There are fears that Israeli forces could launch a violent crackdown on planned Palestinian protests in Israel and the Occupied Palestinian Territories (OPT) to mark “Land Day” this weekend, said Amnesty International.
The organization is calling on the Israeli authorities to refrain from using unnecessary force on Sunday 30 March, when Palestinians will hold rallies, first held on the same date in 1976, to protest against land confiscations, discrimination in housing rights, and forced evictions. Amnesty International has a team on the ground to monitor events on Sunday.
“Amid news of plans for forced evictions of Bedouin in the Negev/Naqab, demolitions of Palestinian homes in the West Bank and the often lethal enforcement of a no-go zone in Gaza, ‘Land Day’ demonstrations will protest ongoing policies as well as commemorate historical events. Israeli forces must not resort to unnecessary or excessive force as they so often have done in the past,” said Philip Luther, Director of the Middle East and North Africa Programme at Amnesty International.
“Israel’s authorities have failed to respect the right of Palestinians to exercise their right to freedom of peaceful assembly. Amnesty International’s researchers will be monitoring events on Sunday closely to examine whether the rights of demonstrators are respected.”
Amnesty International has documented a pattern of increasingly lethal use of unlawful force by Israeli forces in recent years. In a report published last month, Trigger-happy: Israel’s use of excessive force in the West Bank, the organization revealed that Israeli forces routinely resort to unnecessary, arbitrary and excessive force against Palestinian demonstrators in the occupied West Bank protesting against unlawful settlements, the construction of the military fence/wall and other Israeli policies. Dozens of Palestinian protesters who posed no direct threat to life, including children, have been killed there in recent years with near total impunity.
Demonstrators attending protests near the Gaza periphery have also been injured after being shot with live ammunition or hit with tear gas canisters fired by Israeli forces.
Amnesty International is calling on the Israeli authorities to ensure that all forces policing demonstrations receive clear instructions that comply with the UN Basic Principles on the Use of Force and Firearms, which require that the use of any force by police should be strictly limited to those situations where it is absolutely necessary and strictly proportional to the legitimate aim pursued. Security forces must ensure that their members are clearly identifiable. There have been concerns in the past about undercover plain-clothes officers being involved in incidents of use of excessive force against Palestinian demonstrators.

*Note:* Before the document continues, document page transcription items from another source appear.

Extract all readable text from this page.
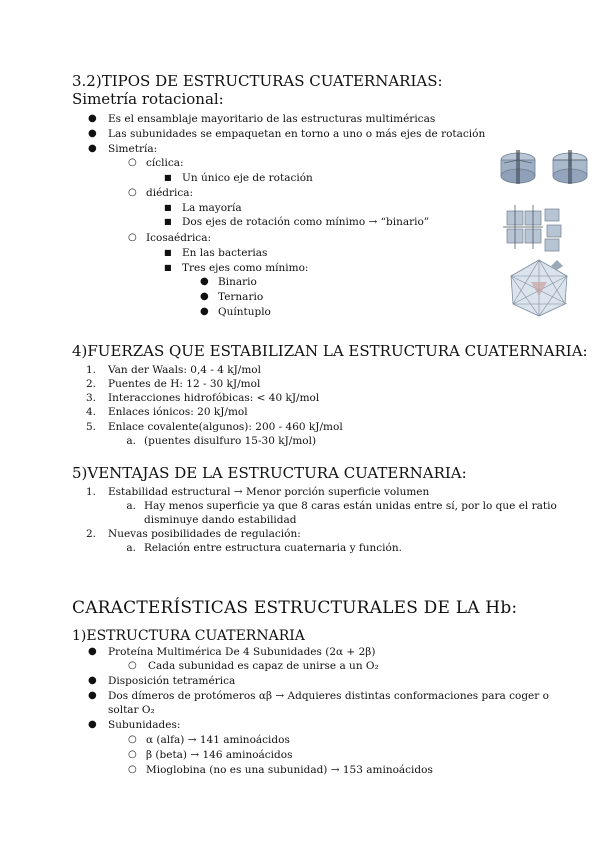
3.2)TIPOS DE ESTRUCTURAS CUATERNARIAS:
Simetría rotacional:
● Es el ensamblaje mayoritario de las estructuras multiméricas
● Las subunidades se empaquetan en torno a uno o más ejes de rotación
● Simetría:
○ cíclica:
■ Un único eje de rotación
○ diédrica:
■ La mayoría
■ Dos ejes de rotación como mínimo → “binario”
○ Icosaédrica:
■ En las bacterias
■ Tres ejes como mínimo:
● Binario
● Ternario
● Quíntuplo
4)FUERZAS QUE ESTABILIZAN LA ESTRUCTURA CUATERNARIA:
1. Van der Waals: 0,4 - 4 kJ/mol
2. Puentes de H: 12 - 30 kJ/mol
3. Interacciones hidrofóbicas: < 40 kJ/mol
4. Enlaces iónicos: 20 kJ/mol
5. Enlace covalente(algunos): 200 - 460 kJ/mol
a. (puentes disulfuro 15-30 kJ/mol)
5)VENTAJAS DE LA ESTRUCTURA CUATERNARIA:
1. Estabilidad estructural → Menor porción superficie volumen
a. Hay menos superficie ya que 8 caras están unidas entre sí, por lo que el ratio
disminuye dando estabilidad
2. Nuevas posibilidades de regulación:
a. Relación entre estructura cuaternaria y función.
CARACTERÍSTICAS ESTRUCTURALES DE LA Hb:
1)ESTRUCTURA CUATERNARIA
● Proteína Multimérica De 4 Subunidades (2α + 2β)
○ Cada subunidad es capaz de unirse a un O₂
● Disposición tetramérica
● Dos dímeros de protómeros αβ → Adquieres distintas conformaciones para coger o
soltar O₂
● Subunidades:
○ α (alfa) → 141 aminoácidos
○ β (beta) → 146 aminoácidos
○ Mioglobina (no es una subunidad) → 153 aminoácidos
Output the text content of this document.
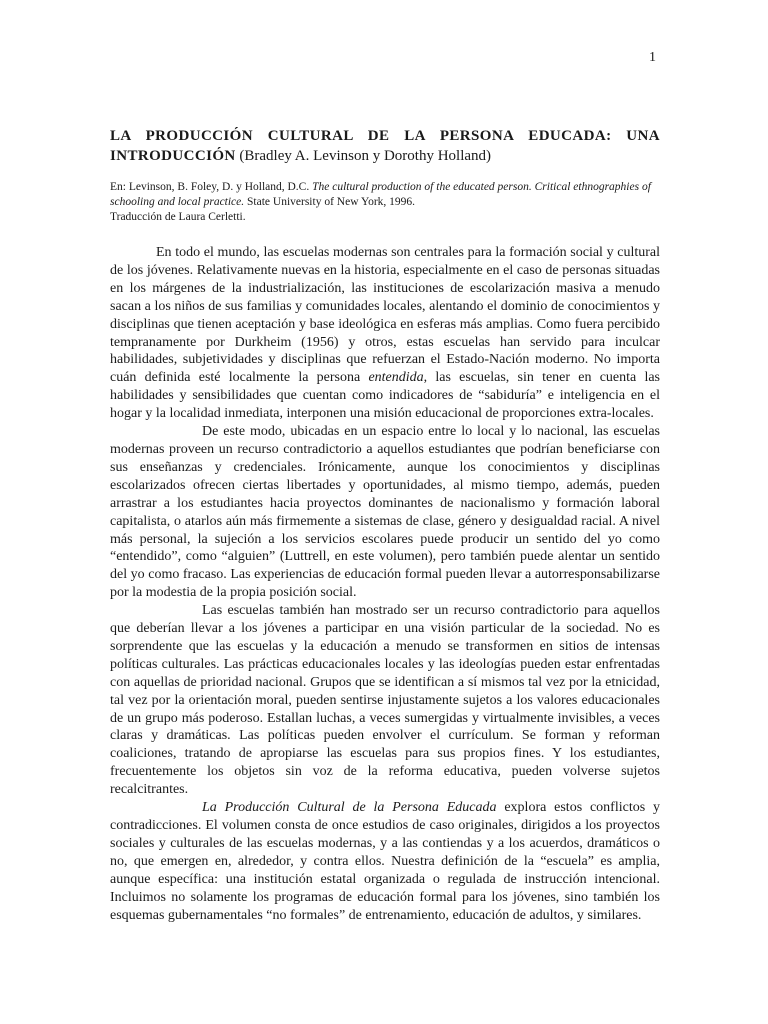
1
LA PRODUCCIÓN CULTURAL DE LA PERSONA EDUCADA: UNA INTRODUCCIÓN (Bradley A. Levinson y Dorothy Holland)

En: Levinson, B. Foley, D. y Holland, D.C. The cultural production of the educated person. Critical ethnographies of schooling and local practice. State University of New York, 1996.

Traducción de Laura Cerletti.

En todo el mundo, las escuelas modernas son centrales para la formación social y cultural de los jóvenes. Relativamente nuevas en la historia, especialmente en el caso de personas situadas en los márgenes de la industrialización, las instituciones de escolarización masiva a menudo sacan a los niños de sus familias y comunidades locales, alentando el dominio de conocimientos y disciplinas que tienen aceptación y base ideológica en esferas más amplias. Como fuera percibido tempranamente por Durkheim (1956) y otros, estas escuelas han servido para inculcar habilidades, subjetividades y disciplinas que refuerzan el Estado-Nación moderno. No importa cuán definida esté localmente la persona entendida, las escuelas, sin tener en cuenta las habilidades y sensibilidades que cuentan como indicadores de “sabiduría” e inteligencia en el hogar y la localidad inmediata, interponen una misión educacional de proporciones extra-locales.

De este modo, ubicadas en un espacio entre lo local y lo nacional, las escuelas modernas proveen un recurso contradictorio a aquellos estudiantes que podrían beneficiarse con sus enseñanzas y credenciales. Irónicamente, aunque los conocimientos y disciplinas escolarizados ofrecen ciertas libertades y oportunidades, al mismo tiempo, además, pueden arrastrar a los estudiantes hacia proyectos dominantes de nacionalismo y formación laboral capitalista, o atarlos aún más firmemente a sistemas de clase, género y desigualdad racial. A nivel más personal, la sujeción a los servicios escolares puede producir un sentido del yo como “entendido”, como “alguien” (Luttrell, en este volumen), pero también puede alentar un sentido del yo como fracaso. Las experiencias de educación formal pueden llevar a autorresponsabilizarse por la modestia de la propia posición social.

Las escuelas también han mostrado ser un recurso contradictorio para aquellos que deberían llevar a los jóvenes a participar en una visión particular de la sociedad. No es sorprendente que las escuelas y la educación a menudo se transformen en sitios de intensas políticas culturales. Las prácticas educacionales locales y las ideologías pueden estar enfrentadas con aquellas de prioridad nacional. Grupos que se identifican a sí mismos tal vez por la etnicidad, tal vez por la orientación moral, pueden sentirse injustamente sujetos a los valores educacionales de un grupo más poderoso. Estallan luchas, a veces sumergidas y virtualmente invisibles, a veces claras y dramáticas. Las políticas pueden envolver el currículum. Se forman y reforman coaliciones, tratando de apropiarse las escuelas para sus propios fines. Y los estudiantes, frecuentemente los objetos sin voz de la reforma educativa, pueden volverse sujetos recalcitrantes.

La Producción Cultural de la Persona Educada explora estos conflictos y contradicciones. El volumen consta de once estudios de caso originales, dirigidos a los proyectos sociales y culturales de las escuelas modernas, y a las contiendas y a los acuerdos, dramáticos o no, que emergen en, alrededor, y contra ellos. Nuestra definición de la “escuela” es amplia, aunque específica: una institución estatal organizada o regulada de instrucción intencional. Incluimos no solamente los programas de educación formal para los jóvenes, sino también los esquemas gubernamentales “no formales” de entrenamiento, educación de adultos, y similares.
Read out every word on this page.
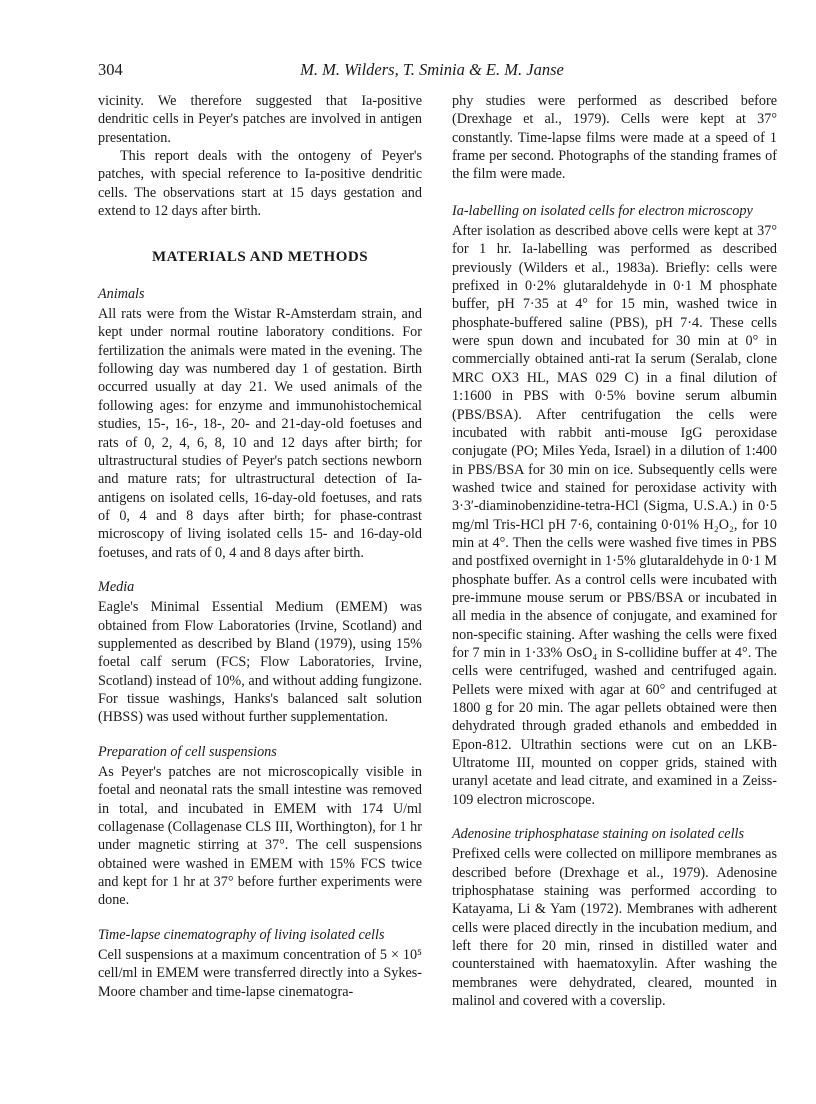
304	M. M. Wilders, T. Sminia & E. M. Janse

vicinity. We therefore suggested that Ia-positive dendritic cells in Peyer's patches are involved in antigen presentation.

This report deals with the ontogeny of Peyer's patches, with special reference to Ia-positive dendritic cells. The observations start at 15 days gestation and extend to 12 days after birth.

MATERIALS AND METHODS
Animals

All rats were from the Wistar R-Amsterdam strain, and kept under normal routine laboratory conditions. For fertilization the animals were mated in the evening. The following day was numbered day 1 of gestation. Birth occurred usually at day 21. We used animals of the following ages: for enzyme and immunohistochemical studies, 15-, 16-, 18-, 20- and 21-day-old foetuses and rats of 0, 2, 4, 6, 8, 10 and 12 days after birth; for ultrastructural studies of Peyer's patch sections newborn and mature rats; for ultrastructural detection of Ia-antigens on isolated cells, 16-day-old foetuses, and rats of 0, 4 and 8 days after birth; for phase-contrast microscopy of living isolated cells 15- and 16-day-old foetuses, and rats of 0, 4 and 8 days after birth.

Media

Eagle's Minimal Essential Medium (EMEM) was obtained from Flow Laboratories (Irvine, Scotland) and supplemented as described by Bland (1979), using 15% foetal calf serum (FCS; Flow Laboratories, Irvine, Scotland) instead of 10%, and without adding fungizone. For tissue washings, Hanks's balanced salt solution (HBSS) was used without further supplementation.

Preparation of cell suspensions

As Peyer's patches are not microscopically visible in foetal and neonatal rats the small intestine was removed in total, and incubated in EMEM with 174 U/ml collagenase (Collagenase CLS III, Worthington), for 1 hr under magnetic stirring at 37°. The cell suspensions obtained were washed in EMEM with 15% FCS twice and kept for 1 hr at 37° before further experiments were done.

Time-lapse cinematography of living isolated cells

Cell suspensions at a maximum concentration of 5 × 10⁵ cell/ml in EMEM were transferred directly into a Sykes-Moore chamber and time-lapse cinematogra-

phy studies were performed as described before (Drexhage et al., 1979). Cells were kept at 37° constantly. Time-lapse films were made at a speed of 1 frame per second. Photographs of the standing frames of the film were made.

Ia-labelling on isolated cells for electron microscopy

After isolation as described above cells were kept at 37° for 1 hr. Ia-labelling was performed as described previously (Wilders et al., 1983a). Briefly: cells were prefixed in 0·2% glutaraldehyde in 0·1 M phosphate buffer, pH 7·35 at 4° for 15 min, washed twice in phosphate-buffered saline (PBS), pH 7·4. These cells were spun down and incubated for 30 min at 0° in commercially obtained anti-rat Ia serum (Seralab, clone MRC OX3 HL, MAS 029 C) in a final dilution of 1:1600 in PBS with 0·5% bovine serum albumin (PBS/BSA). After centrifugation the cells were incubated with rabbit anti-mouse IgG peroxidase conjugate (PO; Miles Yeda, Israel) in a dilution of 1:400 in PBS/BSA for 30 min on ice. Subsequently cells were washed twice and stained for peroxidase activity with 3·3′-diaminobenzidine-tetra-HCl (Sigma, U.S.A.) in 0·5 mg/ml Tris-HCl pH 7·6, containing 0·01% H₂O₂, for 10 min at 4°. Then the cells were washed five times in PBS and postfixed overnight in 1·5% glutaraldehyde in 0·1 M phosphate buffer. As a control cells were incubated with pre-immune mouse serum or PBS/BSA or incubated in all media in the absence of conjugate, and examined for non-specific staining. After washing the cells were fixed for 7 min in 1·33% OsO₄ in S-collidine buffer at 4°. The cells were centrifuged, washed and centrifuged again. Pellets were mixed with agar at 60° and centrifuged at 1800 g for 20 min. The agar pellets obtained were then dehydrated through graded ethanols and embedded in Epon-812. Ultrathin sections were cut on an LKB-Ultratome III, mounted on copper grids, stained with uranyl acetate and lead citrate, and examined in a Zeiss-109 electron microscope.

Adenosine triphosphatase staining on isolated cells

Prefixed cells were collected on millipore membranes as described before (Drexhage et al., 1979). Adenosine triphosphatase staining was performed according to Katayama, Li & Yam (1972). Membranes with adherent cells were placed directly in the incubation medium, and left there for 20 min, rinsed in distilled water and counterstained with haematoxylin. After washing the membranes were dehydrated, cleared, mounted in malinol and covered with a coverslip.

“Land Day” protests are also planned in the Negev/Naqab, where violations of and discrimination in housing rights are particularly conspicuous. According to the Israeli Ministry of Public Security, 697 Bedouin-owned buildings were demolished in the area in 2013, a marked increase on 369 in 2012. At least 25 more buildings have been demolished since January 2014, according to information gathered by Amnesty International, mostly in unrecognized villages housing up to half the Palestinian Bedouin citizens of Israel in the Negev/Naqab. Against the backdrop of decades of exclusion from regional developmental plans, the Israeli government has proposed a new law that paves the way for the potential forced evictions of some 30,000 Bedouin.
“People in the Negev/Naqab are angry. The consultations that the authorities claim to have held with the residents over their eviction have been wholly inadequate, failing to meet Israel’s international obligations on housing rights. Their homes have been demolished countless times. Now they are facing the prospect of forced evictions, and when they protest against this, they are met with arbitrary and abusive force,” said Philip Luther.
“There is a deep suspicion that the Israeli authorities are aiming to push the Bedouin in the Negev/Naqab into controlled and restricted areas which are not adequate and appropriate for their way of life – economically, socially or culturally. The government should drop the proposed ‘Law for Regularizing Bedouin Habitation in the Negev’ now. ‘Land Day’ continues to be poignantly relevant in this context.”
Israel should grant official status to villages in these areas and provide them with the essential services they need. If some evictions are found to be necessary after exhausting all feasible options, genuine consultations must be conducted with those communities, taking into consideration alternative proposals and the impact they will have on their lives and livelihoods.